Kingfisher_09_ IowaBB61
Sailors posed in a 40 mm gun director tub on the fantail of the USS Iowa (BB-61) with one of the ship’s Kingfishers on the catapult behind. The Iowa class battleships typically carried two Kingfishers on the catapults ready for launch.
Kingfisher_10
A fine study of one of Texas’ Kingfishers. Considerable spray could be generated even in calm seas. The colorful markings were changed in May 1942, eliminating all red to avoid confusion with the Japanese Hinomaru.
Kingfisher_10B
The observer leans out of his cockpit as a Kingfisher comes alongside for recovery. One of the observer’s duties was to climb out onto the wing and secure the crane hook to the aircraft so it could be hoisted aboard.

7 thoughts on “Vought OS2U Kingfisher Color Photographs Part I

  1. What an interesting collection of paint schemes and various levels of wear. The yellow wings seem to be waxed to perfection while those in operations can be either pristine to well worn.
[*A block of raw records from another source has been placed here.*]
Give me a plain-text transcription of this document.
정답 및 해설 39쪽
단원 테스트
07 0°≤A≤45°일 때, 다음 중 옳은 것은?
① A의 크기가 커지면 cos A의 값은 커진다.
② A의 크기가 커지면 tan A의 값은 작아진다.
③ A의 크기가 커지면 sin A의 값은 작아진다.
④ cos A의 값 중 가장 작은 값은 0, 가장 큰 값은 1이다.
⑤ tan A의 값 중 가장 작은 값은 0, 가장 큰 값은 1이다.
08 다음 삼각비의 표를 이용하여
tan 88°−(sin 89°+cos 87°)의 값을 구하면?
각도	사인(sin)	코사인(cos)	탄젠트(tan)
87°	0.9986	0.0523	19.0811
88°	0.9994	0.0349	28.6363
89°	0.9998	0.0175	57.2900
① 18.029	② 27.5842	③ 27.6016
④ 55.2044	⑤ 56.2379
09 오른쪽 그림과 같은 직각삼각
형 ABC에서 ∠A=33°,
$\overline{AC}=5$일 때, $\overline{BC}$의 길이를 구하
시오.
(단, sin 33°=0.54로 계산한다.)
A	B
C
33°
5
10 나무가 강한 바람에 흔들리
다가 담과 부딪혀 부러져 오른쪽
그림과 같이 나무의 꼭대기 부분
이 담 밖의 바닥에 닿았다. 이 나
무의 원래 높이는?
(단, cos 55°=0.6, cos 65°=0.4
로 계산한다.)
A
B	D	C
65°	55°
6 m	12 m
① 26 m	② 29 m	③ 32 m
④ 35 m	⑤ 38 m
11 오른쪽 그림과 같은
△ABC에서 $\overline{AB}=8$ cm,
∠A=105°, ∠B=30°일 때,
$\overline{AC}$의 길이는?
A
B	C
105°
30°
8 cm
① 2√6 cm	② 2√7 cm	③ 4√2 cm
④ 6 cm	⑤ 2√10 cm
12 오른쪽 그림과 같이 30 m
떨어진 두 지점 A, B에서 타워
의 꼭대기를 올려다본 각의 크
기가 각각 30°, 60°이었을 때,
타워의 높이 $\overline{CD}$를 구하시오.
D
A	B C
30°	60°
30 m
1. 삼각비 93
Very interesting demonstration of how these can wear. Thanks!!

    Liked by 1 person

  2. Thanks for these, saved for reference for my old Airfix kit in my stash, or a wished for new mold. I fell in love with this aircraft when I got the Monogram kit as a birthday present when I was nine years old.
    I love seeing them in a wheeled configuration, something not often seen.